The center cannot hold

Not good days for the Bushies, as the house of cards they’ve built for themselves begins to collapse eight months too soon. Iraq appears to be morphing into an unholy combination of Vietnam, Beiruit, and the West Bank…while on the home front, some, if not all, of the 9/11 commissioners are clearly fed up with the stonewalling and bullshit — hence the deliberate revelation during public testimony of the title of the infamous August 6 PDB, as well as the leaked description of its more damning contents in major papers this morning. (The latter attributed to “several people who have seen the memo” — gosh, who might that be?)

From the Times:

WASHINGTON, April 9 — President Bush was told more than a month before the attacks of Sept. 11, 2001, that supporters of Osama bin Laden planned an attack within the United States with explosives and wanted to hijack airplanes, a government official said Friday.

The warning came in a secret briefing that Mr. Bush received at his ranch in Crawford, Tex., on Aug. 6, 2001. A report by a joint Congressional committee last year alluded to a “closely held intelligence report” that month about the threat of an attack by Al Qaeda, and the official confirmed an account by The Associated Press on Friday saying that the report was in fact part of the president’s briefing in Crawford.

The disclosure appears to contradict the White House’s repeated assertions that the briefing the president received about the Qaeda threat was “historical” in nature and that the White House had little reason to suspect a Qaeda attack within American borders.

And from the Post::

Bush had specifically asked for an intelligence analysis of possible al Qaeda attacks within the United States, because most of the information presented to him over the summer about al Qaeda focused on threats against U.S. targets overseas, sources said. But one source said the White House was disappointed because the analysis lacked focus and did not present fresh intelligence.

New accounts yesterday of the controversial Aug. 6 memo provided a shift in portrayals of the document, which has set off a political firestorm because it suggested that bin Laden’s followers might be planning to hijack U.S. airliners.

In earlier comments this week, national security adviser Condoleezza Rice and other administration officials stressed that intelligence officials were focused primarily on threats to U.S. interests overseas. But sources made clear yesterday that the briefing presented to Bush focused on attacks within the United States, indicating that he and his aides were concerned about the risks.

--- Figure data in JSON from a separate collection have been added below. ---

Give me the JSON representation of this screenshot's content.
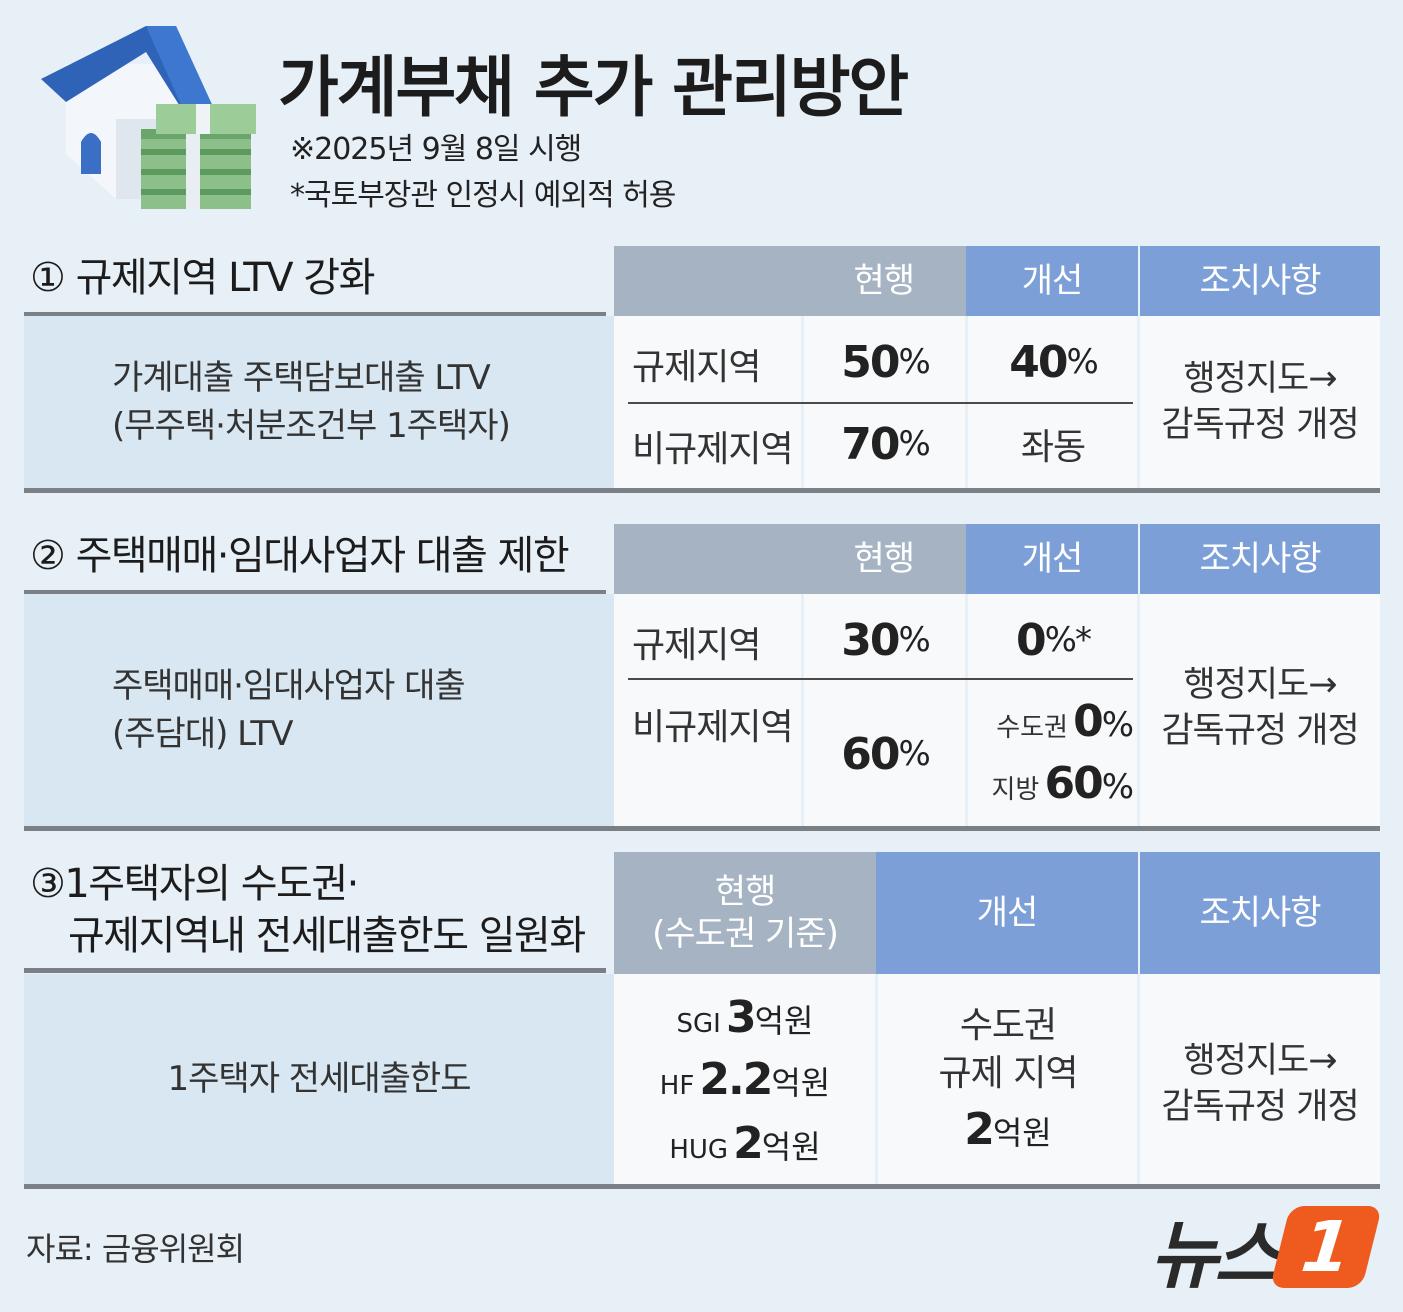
{
  "header": {
    "title": "가계부채 추가 관리방안",
    "note1": "※2025년 9월 8일 시행",
    "note2": "*국토부장관 인정시 예외적 허용"
  },
  "col_headers": {
    "current": "현행",
    "improved": "개선",
    "action": "조치사항"
  },
  "section1": {
    "title": "① 규제지역 LTV 강화",
    "left_line1": "가계대출 주택담보대출 LTV",
    "left_line2": "(무주택·처분조건부 1주택자)",
    "row1_label": "규제지역",
    "row1_current": "50",
    "row1_improved": "40",
    "row2_label": "비규제지역",
    "row2_current": "70",
    "row2_improved": "좌동",
    "action_line1": "행정지도→",
    "action_line2": "감독규정 개정"
  },
  "section2": {
    "title": "② 주택매매·임대사업자 대출 제한",
    "left_line1": "주택매매·임대사업자 대출",
    "left_line2": "(주담대) LTV",
    "row1_label": "규제지역",
    "row1_current": "30",
    "row1_improved": "0",
    "row1_mark": "*",
    "row2_label": "비규제지역",
    "row2_current": "60",
    "metro_label": "수도권",
    "metro_value": "0",
    "local_label": "지방",
    "local_value": "60",
    "action_line1": "행정지도→",
    "action_line2": "감독규정 개정"
  },
  "section3": {
    "title_line1": "③1주택자의 수도권·",
    "title_line2": "규제지역내 전세대출한도 일원화",
    "current_hdr1": "현행",
    "current_hdr2": "(수도권 기준)",
    "left_text": "1주택자 전세대출한도",
    "sgi_label": "SGI",
    "sgi_value": "3",
    "sgi_unit": "억원",
    "hf_label": "HF",
    "hf_value": "2.2",
    "hf_unit": "억원",
    "hug_label": "HUG",
    "hug_value": "2",
    "hug_unit": "억원",
    "improved_line1": "수도권",
    "improved_line2": "규제 지역",
    "improved_value": "2",
    "improved_unit": "억원",
    "action_line1": "행정지도→",
    "action_line2": "감독규정 개정"
  },
  "percent_sign": "%",
  "footer": {
    "source": "자료: 금융위원회",
    "logo_text": "뉴스",
    "logo_badge": "1"
  },
  "colors": {
    "gray_header": "#a5b3c3",
    "blue_header": "#7c9fd8",
    "left_panel": "#d8e7f1",
    "logo": "#ef5b1e"
  }
}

No wonder even some Republicans are beginning to second-guess Karl Rove on the wisdom of holding the convention in NYC:

But then came Richard A. Clarke, the 9/11 commission and a rising insurgency in Iraq. Now, as the administration faces increasing scrutiny of its handling of pre-9/11 terror threats and the wisdom of extending the war on terrorism into Iraq, the question has emerged whether New York is the best place for the Republicans to be gathering this summer.

“I would assume that it has turned from a win-win to a maybe not,” said a Republican political strategist who spoke only on the condition of anonymity.

And next week, Ashcroft appears before the 9/11 commission, and it’s likely to be contentious, given his initially lackadaisical attitude toward the terror threat:

On September 10 (2001), the last day of what is now seen as a bygone age of innocence, Mr Ashcroft sent a request for budget increases to the White House. It covered 68 programmes, none of them related to counter-terrorism.

He also sent a memorandum to his heads of departments, stating his seven priorities. Counter-terrorism was not on the list. He turned down an FBI request for hundreds more agents to be assigned to tracking terrorist threats.

I doubt if any of the commissioners will go this far, but what I’d really like to see someone ask is why he himself stopped flying commercial jets the summer before 9/11:

Nevertheless, he began using a chartered private jet to travel around the country, rather than take commercial airliners as Ms Reno had done. A justice department spokesman said this was done as a result of an FBI “threat assessment” on Mr Ashcroft, but insisted that the assessment was not specifically linked to al-Qaida.

One more question: where the hell is John Kerry right now? You know, tall fellow, somewhat cadaverous looking, running for President? Shoulder surgery or no, isn’t it time for him to be getting back into the spotlight, taking a stance on Iraq and the 9/11 revelations, generally showing some backbone, some leadership? I’ve told this story before, but after this cartoon ran, after Wellstone died, someone from Kerry’s office emailed and requested a signed copy. I thought about that for awhile, and finally decided to inscribe it, “Senator Kerry — please prove me wrong.”

Well, the jury’s still out.

…I missed this. “Arrogant, inept, reckless and ideological foreign policy” — that’s more like it.